The Lunar Dwellings and the Soul's Work
Across the four great lunar mansion traditions, the Pleiades are assigned a consistent task: the recovery of spiritual potential through love, humility, and service. The Hebrew mansion calls toward the study of cosmic law; the Arabic toward the development of agape — love as gift, not possession — and humanitarian participation; the Chinese toward the purification of a karmic debt around false prophecy, requiring the cultivation of patience and inner poetry; the Hindu mansion Mrigashirsha — the deer's head — toward healing work with crystals and minerals, and a path that begins in Taurus, deepens in Scorpio, and finds its transmutation in Aquarius.
This last detail is significant: the Pleiades, despite their Taurus longitude, carry a subtle resonance with Aquarius — what Bartolucci calls the Uranian Way, the higher octave of Mercury, the path of collective illumination through individual awakening.
A Star of Initiation
The Pleiades are not a comfortable star. They do not promise ease, material success, or undisturbed happiness. What they promise — to those who have them activated in the chart — is a life that matters at the level of the soul: marked by encounters with the irrational, by dreams that arrive as instructions, by a persistent sense that ordinary reality is a veil over something more real.

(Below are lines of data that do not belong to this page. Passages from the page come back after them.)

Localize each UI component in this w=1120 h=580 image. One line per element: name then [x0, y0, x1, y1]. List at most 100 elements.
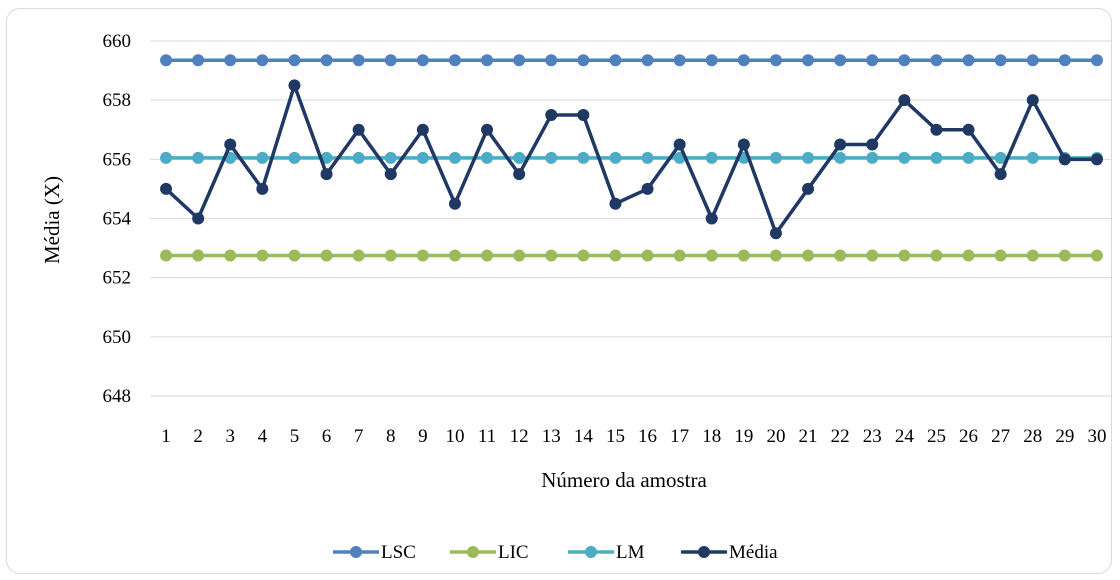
legend-label: LIC	[498, 542, 529, 563]
legend-item-lsc: LSC	[333, 542, 416, 563]
data-point-lm	[577, 151, 590, 164]
data-point-lic	[737, 249, 750, 262]
x-tick-label: 13	[542, 426, 561, 447]
x-axis-tick-labels: 1 2 3 4 5 6 7 8 9 10 11 12 13 14 15 16 17 18 19 20 21 22 23 24 2…	[161, 426, 1106, 447]
data-point-lm	[641, 151, 654, 164]
x-tick-label: 11	[478, 426, 496, 447]
data-point-lsc	[577, 54, 590, 67]
data-point-m-dia	[481, 123, 494, 136]
y-tick-label: 654	[103, 209, 132, 230]
data-point-lic	[673, 249, 686, 262]
x-tick-label: 30	[1087, 426, 1106, 447]
data-point-lm	[705, 151, 718, 164]
data-point-lsc	[705, 54, 718, 67]
x-tick-label: 29	[1055, 426, 1074, 447]
data-point-m-dia	[866, 138, 879, 151]
data-point-lm	[834, 151, 847, 164]
x-tick-label: 19	[734, 426, 753, 447]
data-point-lsc	[769, 54, 782, 67]
data-point-m-dia	[256, 182, 269, 195]
data-point-lic	[962, 249, 975, 262]
legend-label: Média	[729, 542, 778, 563]
data-point-lsc	[256, 54, 269, 67]
data-point-lic	[705, 249, 718, 262]
data-point-lsc	[192, 54, 205, 67]
x-tick-label: 9	[418, 426, 428, 447]
data-point-lic	[545, 249, 558, 262]
data-point-lm	[994, 151, 1007, 164]
data-point-lsc	[866, 54, 879, 67]
data-point-lsc	[737, 54, 750, 67]
x-tick-label: 5	[290, 426, 300, 447]
legend-marker	[350, 546, 362, 558]
x-tick-label: 21	[799, 426, 818, 447]
data-point-m-dia	[545, 108, 558, 121]
data-point-lic	[192, 249, 205, 262]
data-point-lic	[769, 249, 782, 262]
data-point-lsc	[962, 54, 975, 67]
data-point-lic	[1090, 249, 1103, 262]
x-tick-label: 12	[510, 426, 529, 447]
data-point-lic	[384, 249, 397, 262]
data-point-lsc	[1026, 54, 1039, 67]
data-point-lm	[384, 151, 397, 164]
x-tick-label: 26	[959, 426, 978, 447]
data-point-m-dia	[705, 212, 718, 225]
data-point-m-dia	[769, 227, 782, 240]
data-point-lsc	[1058, 54, 1071, 67]
data-point-lic	[866, 249, 879, 262]
data-point-lsc	[384, 54, 397, 67]
legend-item-lm: LM	[568, 542, 645, 563]
data-point-lsc	[288, 54, 301, 67]
data-point-m-dia	[641, 182, 654, 195]
data-point-lic	[802, 249, 815, 262]
data-point-lm	[416, 151, 429, 164]
x-tick-label: 8	[386, 426, 396, 447]
data-point-lsc	[481, 54, 494, 67]
data-point-m-dia	[1026, 94, 1039, 107]
data-point-lic	[641, 249, 654, 262]
data-point-m-dia	[320, 168, 333, 181]
x-tick-label: 27	[991, 426, 1010, 447]
x-tick-label: 1	[161, 426, 171, 447]
data-point-lic	[898, 249, 911, 262]
data-point-lsc	[1090, 54, 1103, 67]
data-point-m-dia	[384, 168, 397, 181]
x-tick-label: 2	[193, 426, 203, 447]
y-tick-label: 650	[103, 327, 132, 348]
x-tick-label: 24	[895, 426, 915, 447]
x-tick-label: 10	[445, 426, 464, 447]
x-tick-label: 14	[574, 426, 594, 447]
data-point-m-dia	[1090, 153, 1103, 166]
x-tick-label: 20	[766, 426, 785, 447]
data-point-lsc	[545, 54, 558, 67]
data-point-m-dia	[577, 108, 590, 121]
data-point-lsc	[930, 54, 943, 67]
x-tick-label: 22	[831, 426, 850, 447]
y-axis-title: Média (X)	[40, 176, 64, 264]
data-point-m-dia	[1058, 153, 1071, 166]
data-point-lm	[609, 151, 622, 164]
data-point-m-dia	[898, 94, 911, 107]
data-point-m-dia	[352, 123, 365, 136]
x-tick-label: 16	[638, 426, 657, 447]
data-point-lsc	[609, 54, 622, 67]
data-point-lm	[898, 151, 911, 164]
data-point-lm	[288, 151, 301, 164]
data-point-lm	[352, 151, 365, 164]
data-point-lic	[609, 249, 622, 262]
legend-label: LM	[616, 542, 645, 563]
data-point-lm	[1026, 151, 1039, 164]
data-point-lsc	[994, 54, 1007, 67]
data-point-lm	[545, 151, 558, 164]
data-point-lm	[160, 151, 173, 164]
legend-marker	[467, 546, 479, 558]
data-point-m-dia	[834, 138, 847, 151]
legend-marker	[698, 546, 710, 558]
data-point-lic	[352, 249, 365, 262]
data-point-lm	[930, 151, 943, 164]
data-point-lic	[481, 249, 494, 262]
data-point-lm	[802, 151, 815, 164]
x-tick-label: 6	[322, 426, 332, 447]
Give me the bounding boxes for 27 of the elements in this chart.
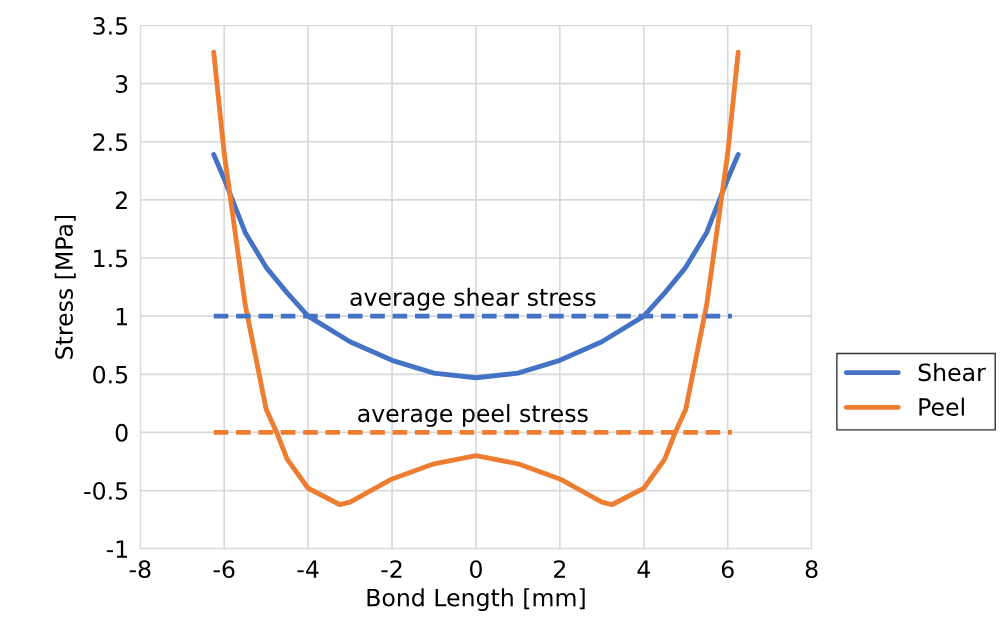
x-tick-label: -2 (381, 560, 402, 578)
legend-label: Peel (919, 397, 964, 416)
y-tick-label: 3 (115, 75, 128, 93)
x-tick-label: 6 (721, 560, 734, 579)
x-tick-label: 4 (637, 560, 650, 578)
y-tick-label: 1.5 (94, 249, 128, 268)
y-tick-label: 0.5 (93, 365, 128, 384)
y-tick-label: 1 (116, 307, 127, 326)
line-series (211, 152, 741, 381)
y-tick-label: -1 (106, 540, 127, 558)
annotation: average shear stress (350, 287, 596, 311)
y-tick-label: 2.5 (93, 133, 128, 152)
x-tick-label: -8 (129, 560, 151, 579)
x-tick-label: 2 (554, 560, 566, 578)
x-tick-label: -4 (297, 560, 319, 578)
x-tick-label: -6 (213, 560, 235, 579)
x-axis-title: Bond Length [mm] (367, 588, 585, 612)
y-axis-title: Stress [MPa] (54, 215, 76, 359)
annotation: average peel stress (358, 404, 588, 427)
x-tick-label: 0 (470, 560, 482, 579)
y-tick-label: 3.5 (93, 16, 128, 35)
line-series (211, 49, 741, 507)
y-tick-label: 0 (115, 423, 128, 442)
legend-label: Shear (918, 362, 986, 382)
y-tick-label: -0.5 (84, 482, 128, 500)
y-tick-label: 2 (115, 191, 127, 209)
x-tick-label: 8 (805, 560, 818, 579)
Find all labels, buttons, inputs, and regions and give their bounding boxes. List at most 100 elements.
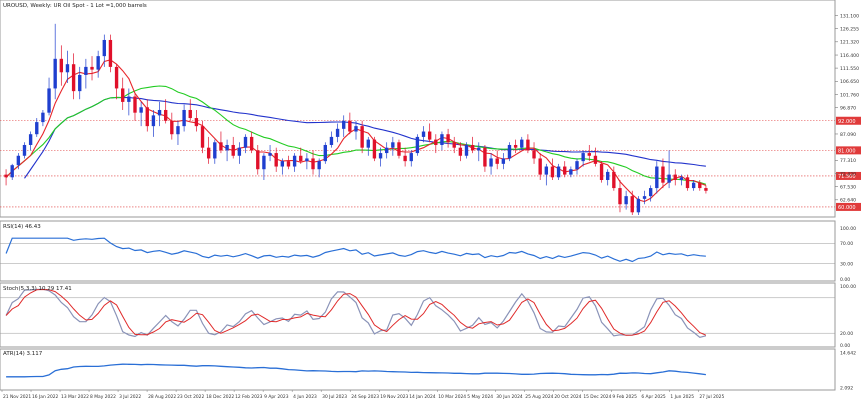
- price-tag: [836, 146, 861, 155]
- candle-body: [612, 171, 616, 189]
- y-tick-label: 96.870: [840, 105, 856, 111]
- candle-body: [550, 166, 555, 178]
- candle-body: [53, 58, 57, 89]
- x-tick-label: 16 Jan 2022: [32, 394, 59, 400]
- ma-slow-line: [24, 96, 706, 179]
- y-tick-label: 62.640: [840, 198, 856, 204]
- candle-body: [274, 153, 278, 167]
- candle-body: [446, 134, 450, 143]
- candle-body: [28, 134, 33, 145]
- y-tick-label: 126.255: [840, 26, 859, 32]
- stoch-tick-label: 20.00: [840, 331, 853, 337]
- x-tick-label: 30 Jun 2024: [496, 394, 523, 400]
- candle-body: [4, 174, 8, 178]
- candle-body: [489, 158, 493, 167]
- candle-body: [464, 144, 469, 156]
- candle-body: [213, 142, 217, 159]
- candle-body: [556, 166, 561, 178]
- candle-body: [133, 96, 137, 113]
- price-tag-label: 71.500: [838, 174, 856, 180]
- candle-body: [685, 177, 690, 189]
- candle-body: [403, 155, 407, 162]
- candle-body: [225, 144, 229, 151]
- candle-body: [679, 177, 684, 180]
- candle-body: [206, 147, 211, 159]
- main-panel[interactable]: [0, 0, 836, 218]
- candle-body: [495, 158, 499, 164]
- y-tick-label: 87.090: [840, 132, 856, 138]
- y-tick-label: 101.760: [840, 92, 859, 98]
- rsi-tick-label: 100.00: [840, 226, 856, 232]
- candle-body: [385, 147, 389, 154]
- candle-body: [47, 88, 51, 113]
- candle-body: [532, 150, 536, 159]
- candle-body: [108, 39, 113, 67]
- candle-body: [268, 153, 272, 156]
- candle-body: [538, 158, 542, 175]
- rsi-label: RSI(14) 46.43: [3, 224, 41, 230]
- x-tick-label: 23 Oct 2022: [177, 394, 204, 400]
- atr-tick-label: 14.642: [840, 351, 856, 357]
- atr-panel[interactable]: [0, 348, 836, 391]
- atr-line: [6, 363, 706, 378]
- candle-body: [237, 147, 242, 156]
- stoch-main-line: [5, 288, 707, 338]
- candle-body: [243, 136, 248, 148]
- x-tick-label: 30 Jul 2023: [322, 394, 347, 400]
- candle-body: [114, 66, 119, 89]
- chart-title: UROUSD, Weekly: UR Oil Spot - 1 Lot =1,0…: [3, 3, 147, 9]
- candle-body: [90, 66, 94, 70]
- x-tick-label: 14 Jan 2024: [409, 394, 436, 400]
- candle-body: [698, 182, 702, 189]
- candle-body: [157, 109, 162, 116]
- candle-body: [648, 188, 653, 197]
- stoch-signal-line: [5, 288, 707, 336]
- candle-body: [636, 198, 641, 213]
- candle-body: [317, 161, 321, 170]
- candle-body: [618, 188, 622, 205]
- candle-body: [200, 126, 205, 148]
- candle-body: [593, 155, 598, 164]
- candle-body: [397, 142, 401, 156]
- candle-body: [348, 120, 352, 132]
- candle-body: [587, 153, 591, 156]
- y-tick-label: 77.310: [840, 158, 856, 164]
- atr-tick-label: 2.092: [840, 386, 853, 392]
- x-tick-label: 8 May 2022: [90, 394, 116, 400]
- candle-body: [127, 96, 131, 102]
- candle-body: [440, 134, 444, 145]
- x-tick-label: 13 Mar 2022: [61, 394, 89, 400]
- atr-label: ATR(14) 3.117: [3, 351, 43, 357]
- x-tick-label: 20 Oct 2024: [554, 394, 581, 400]
- x-tick-label: 5 May 2024: [467, 394, 493, 400]
- candle-body: [139, 107, 143, 113]
- price-tag: [836, 116, 861, 125]
- candle-body: [569, 169, 573, 175]
- x-tick-label: 9 Feb 2025: [612, 394, 637, 400]
- candle-body: [41, 112, 45, 123]
- candle-body: [360, 126, 364, 148]
- candle-body: [354, 126, 358, 132]
- candle-body: [145, 107, 149, 127]
- candle-body: [421, 131, 426, 137]
- price-tag-label: 92.000: [838, 119, 856, 125]
- candle-body: [372, 139, 377, 159]
- candle-body: [35, 122, 39, 135]
- price-tag-label: 60.000: [838, 205, 856, 211]
- candle-body: [513, 144, 518, 148]
- stoch-tick-label: 100.00: [840, 284, 856, 290]
- candle-body: [59, 58, 64, 73]
- candle-body: [16, 155, 21, 166]
- candle-body: [231, 144, 235, 156]
- candle-body: [182, 109, 186, 127]
- rsi-line: [5, 237, 706, 263]
- candle-body: [170, 120, 174, 135]
- candle-body: [667, 174, 671, 183]
- y-tick-label: 121.320: [840, 40, 859, 46]
- candle-body: [121, 88, 125, 102]
- stoch-label: Stoch(5,3,3) 10.29 17.41: [3, 286, 72, 292]
- x-tick-label: 4 Jun 2023: [293, 394, 317, 400]
- candle-body: [305, 158, 309, 162]
- candle-body: [630, 196, 634, 213]
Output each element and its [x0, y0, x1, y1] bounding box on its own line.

The angel Gabriel, associated in Bartolucci's system with the transmission of the Pleiades' energy, asks for sincerity in every act — and offers protection against the distortions of negative thought and psychic interference. This is the star's final gift: not power, but clarity. Not mastery over others, but mastery over the self.
The Pleiades are the gate, not the destination — and the price of passage is the willingness to see clearly, beginning with oneself.